By Graham Warwick in Washington, DC
Prompt global strike project abandons first test vehicle as US Congress considers research consolidation
A key US hypersonics programme is undergoing changes even as Congress urges the creation of a joint technology office to co-ordinate fragmented US high-speed research.
The changes affect the US Defense Advanced Research Projects Agency’s (DARPA) Falcon programme to demonstrate technology for responsive spacelift and global strike. With cutbacks in NASA funding, Falcon has taken on a leading role in US hypersonics and could be affected by any Congressional directive to consolidate research.

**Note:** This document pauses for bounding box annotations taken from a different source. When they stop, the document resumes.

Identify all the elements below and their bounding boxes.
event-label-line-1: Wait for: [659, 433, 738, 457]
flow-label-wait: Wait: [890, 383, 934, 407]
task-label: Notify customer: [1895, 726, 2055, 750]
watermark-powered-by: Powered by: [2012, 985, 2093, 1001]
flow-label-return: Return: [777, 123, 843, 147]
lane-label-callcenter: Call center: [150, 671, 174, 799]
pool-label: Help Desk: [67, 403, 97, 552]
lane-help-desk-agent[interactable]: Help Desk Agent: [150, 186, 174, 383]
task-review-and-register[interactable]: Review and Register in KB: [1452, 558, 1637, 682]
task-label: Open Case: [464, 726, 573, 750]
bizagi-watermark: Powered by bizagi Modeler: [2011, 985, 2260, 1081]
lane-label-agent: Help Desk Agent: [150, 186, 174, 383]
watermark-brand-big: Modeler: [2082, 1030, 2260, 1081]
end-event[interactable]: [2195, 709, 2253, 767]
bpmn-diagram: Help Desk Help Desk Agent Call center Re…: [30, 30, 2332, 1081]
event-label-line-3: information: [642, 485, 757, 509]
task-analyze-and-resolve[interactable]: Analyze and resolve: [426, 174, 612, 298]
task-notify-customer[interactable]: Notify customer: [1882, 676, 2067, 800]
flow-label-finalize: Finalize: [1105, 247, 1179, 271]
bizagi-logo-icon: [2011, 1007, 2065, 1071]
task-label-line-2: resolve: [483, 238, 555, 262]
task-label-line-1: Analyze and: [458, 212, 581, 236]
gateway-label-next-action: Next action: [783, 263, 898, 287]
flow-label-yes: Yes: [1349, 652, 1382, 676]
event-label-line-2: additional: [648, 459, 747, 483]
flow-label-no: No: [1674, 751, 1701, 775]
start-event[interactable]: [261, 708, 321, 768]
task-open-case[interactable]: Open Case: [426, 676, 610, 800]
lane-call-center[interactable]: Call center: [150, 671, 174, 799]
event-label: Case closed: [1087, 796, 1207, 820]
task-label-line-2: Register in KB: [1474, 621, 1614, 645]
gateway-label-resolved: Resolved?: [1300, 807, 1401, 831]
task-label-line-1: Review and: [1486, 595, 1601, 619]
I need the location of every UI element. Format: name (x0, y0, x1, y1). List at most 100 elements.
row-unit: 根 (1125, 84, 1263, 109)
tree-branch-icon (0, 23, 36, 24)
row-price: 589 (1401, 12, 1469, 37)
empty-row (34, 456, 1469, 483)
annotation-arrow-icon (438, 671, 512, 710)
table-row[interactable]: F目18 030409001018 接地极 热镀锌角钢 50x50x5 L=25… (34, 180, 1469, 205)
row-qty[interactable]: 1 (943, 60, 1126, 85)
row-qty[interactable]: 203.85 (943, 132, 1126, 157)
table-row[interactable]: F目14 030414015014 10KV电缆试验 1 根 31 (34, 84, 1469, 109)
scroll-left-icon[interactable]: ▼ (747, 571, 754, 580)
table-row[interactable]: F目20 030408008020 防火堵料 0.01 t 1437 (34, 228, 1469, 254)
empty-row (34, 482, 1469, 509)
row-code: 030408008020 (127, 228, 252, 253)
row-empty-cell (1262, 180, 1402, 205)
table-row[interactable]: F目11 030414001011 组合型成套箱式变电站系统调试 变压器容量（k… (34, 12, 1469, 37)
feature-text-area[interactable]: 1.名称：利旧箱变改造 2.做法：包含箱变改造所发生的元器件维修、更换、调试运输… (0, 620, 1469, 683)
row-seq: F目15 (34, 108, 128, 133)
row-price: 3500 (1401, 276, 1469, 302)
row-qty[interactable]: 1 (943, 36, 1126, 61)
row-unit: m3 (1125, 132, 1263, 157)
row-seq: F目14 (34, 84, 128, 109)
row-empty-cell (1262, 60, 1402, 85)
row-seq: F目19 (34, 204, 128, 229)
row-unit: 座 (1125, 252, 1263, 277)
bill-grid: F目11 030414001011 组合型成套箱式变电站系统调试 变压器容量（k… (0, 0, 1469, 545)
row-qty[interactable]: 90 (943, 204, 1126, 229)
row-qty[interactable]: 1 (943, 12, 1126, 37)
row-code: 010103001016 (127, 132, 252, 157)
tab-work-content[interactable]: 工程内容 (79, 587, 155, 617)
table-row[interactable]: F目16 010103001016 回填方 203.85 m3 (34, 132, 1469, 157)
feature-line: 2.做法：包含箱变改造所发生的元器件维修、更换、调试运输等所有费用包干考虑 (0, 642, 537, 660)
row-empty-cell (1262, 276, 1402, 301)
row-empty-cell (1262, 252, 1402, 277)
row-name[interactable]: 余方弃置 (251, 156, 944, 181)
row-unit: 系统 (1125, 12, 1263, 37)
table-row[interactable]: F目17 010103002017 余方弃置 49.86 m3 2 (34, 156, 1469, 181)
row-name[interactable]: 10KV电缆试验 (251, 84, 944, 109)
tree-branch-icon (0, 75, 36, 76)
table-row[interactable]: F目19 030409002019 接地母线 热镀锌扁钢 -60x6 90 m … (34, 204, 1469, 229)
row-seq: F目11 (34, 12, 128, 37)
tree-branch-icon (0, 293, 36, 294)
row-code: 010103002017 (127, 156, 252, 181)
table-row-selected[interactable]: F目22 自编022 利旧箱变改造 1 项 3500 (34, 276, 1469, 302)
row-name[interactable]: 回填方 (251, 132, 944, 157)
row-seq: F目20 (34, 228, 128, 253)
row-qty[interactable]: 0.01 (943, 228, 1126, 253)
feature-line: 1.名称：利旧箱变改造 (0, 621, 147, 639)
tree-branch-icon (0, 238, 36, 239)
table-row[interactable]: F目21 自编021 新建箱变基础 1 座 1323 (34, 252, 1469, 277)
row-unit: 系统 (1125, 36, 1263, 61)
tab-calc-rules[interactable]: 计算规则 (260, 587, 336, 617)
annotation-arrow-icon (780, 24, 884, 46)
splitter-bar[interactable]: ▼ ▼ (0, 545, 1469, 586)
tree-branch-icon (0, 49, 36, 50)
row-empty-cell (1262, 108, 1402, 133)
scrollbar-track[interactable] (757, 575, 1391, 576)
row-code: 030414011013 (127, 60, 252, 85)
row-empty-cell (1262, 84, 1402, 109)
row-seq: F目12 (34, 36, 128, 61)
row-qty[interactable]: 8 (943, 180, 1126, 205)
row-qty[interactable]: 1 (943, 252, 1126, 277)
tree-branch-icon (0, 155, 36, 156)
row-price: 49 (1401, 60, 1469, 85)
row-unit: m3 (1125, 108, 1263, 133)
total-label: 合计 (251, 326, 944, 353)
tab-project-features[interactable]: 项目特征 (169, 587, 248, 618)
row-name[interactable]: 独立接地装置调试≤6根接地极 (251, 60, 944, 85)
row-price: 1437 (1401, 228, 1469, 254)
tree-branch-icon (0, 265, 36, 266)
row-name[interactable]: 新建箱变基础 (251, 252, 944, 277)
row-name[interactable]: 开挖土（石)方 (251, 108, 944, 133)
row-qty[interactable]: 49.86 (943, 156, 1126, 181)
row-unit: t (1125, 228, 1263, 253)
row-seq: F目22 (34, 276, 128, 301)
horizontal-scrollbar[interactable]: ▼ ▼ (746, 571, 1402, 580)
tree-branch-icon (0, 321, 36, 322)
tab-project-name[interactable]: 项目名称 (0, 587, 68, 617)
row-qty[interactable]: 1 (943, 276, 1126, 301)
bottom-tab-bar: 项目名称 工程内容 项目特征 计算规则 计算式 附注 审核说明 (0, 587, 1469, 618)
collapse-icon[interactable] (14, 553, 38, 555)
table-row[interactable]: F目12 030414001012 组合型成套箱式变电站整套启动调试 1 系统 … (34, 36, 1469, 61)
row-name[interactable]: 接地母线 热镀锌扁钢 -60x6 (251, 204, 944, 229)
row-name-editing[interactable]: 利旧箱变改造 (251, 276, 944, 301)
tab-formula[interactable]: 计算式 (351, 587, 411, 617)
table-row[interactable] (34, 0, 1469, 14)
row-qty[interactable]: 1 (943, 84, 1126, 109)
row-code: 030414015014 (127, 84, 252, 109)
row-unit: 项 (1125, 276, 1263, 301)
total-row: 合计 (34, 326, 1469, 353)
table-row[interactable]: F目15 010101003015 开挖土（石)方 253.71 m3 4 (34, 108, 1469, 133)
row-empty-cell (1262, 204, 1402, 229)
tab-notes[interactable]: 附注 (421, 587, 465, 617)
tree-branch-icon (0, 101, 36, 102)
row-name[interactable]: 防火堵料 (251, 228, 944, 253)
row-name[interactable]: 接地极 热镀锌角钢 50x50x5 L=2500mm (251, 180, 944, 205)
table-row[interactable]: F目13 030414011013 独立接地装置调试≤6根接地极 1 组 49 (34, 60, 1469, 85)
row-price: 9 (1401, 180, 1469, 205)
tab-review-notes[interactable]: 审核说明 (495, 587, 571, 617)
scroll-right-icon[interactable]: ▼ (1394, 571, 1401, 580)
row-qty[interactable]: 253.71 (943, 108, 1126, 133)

DARPA and prime contractor Lockheed Martin have decided not to build and fly the first version of the Falcon hypersonic test vehicle (HTV) after encountering difficulties manufacturing the carbon-carbon aeroshell. Instead, they have shifted efforts to a more producible design for the second in a series of test vehicles, HTV-2, says DARPA Falcon programme manager Dr Steven Walker.
Falcon is focused on demonstrating aerodynamic, materials and guidance, navigation and control technology for unmanned, long-duration hypersonic vehicles. Plans call for a series of rocket-boosted, gliding test vehicles with increasing hypersonic lift-to-drag ratio and flight duration.
Two expendable HTV-1s were planned as the first step, but subcontractor C-CAT experienced delamination problems with the curved leading edges of the carbon-carbon aeroshell, says Walker. Work has shifted to the HTV-2, which will have a multi-piece aeroshell with sharper, thinner leading edges and will be easier to fabricate and assemble. “All parts of the -2 aeroshell fit within C-CAT’s experience base,” he says. “It will not take as long to build.”
The change will delay a first flight from 2007 for the HTV-1 to late 2008 for the first of two ground-launched, expendable HTV-2s. These will be followed by a reusable HTV-3 closer in design to the objective hypersonic cruise vehicle (HCV). The Mach 10 HTV-3 will be unpowered, but Walker says DARPA has received funding to develop and ground test a propulsion system for the HCV.
Walker says Lockheed has selected a high-Mach turbine engine and supersonic-combustion ramjet (scramjet) for a combined-cycle powerplant enabling the HCV to take off from a runway and accelerate to a hypersonic cruise. Tests of the “inward-turning” inlet and scramjet are planned for later this year.
DARPA is also co-funding the US Air Force Research Laboratory’s (AFRL) Boeing X-51A scramjet engine demonstration, which will flight test a Pratt & Whitney hydrocarbon-fuelled scramjet at speeds exceeding M6.5. Five to eight flights of the air-launched, rocket-boosted, expendable X-51 are planned between December 2008 and January 2009.
AFRL and DARPA plan to integrate the HyTECH scramjet with an M4 expendable turbine engine, HiSTED, for a combined-cycle ground demonstration that could lead to flight tests of a large-scale hypersonic cruise X-vehicle. Walker says the HySTED/HyTECH combination is an alternative to the HCV propulsion system being pursued by Lockheed.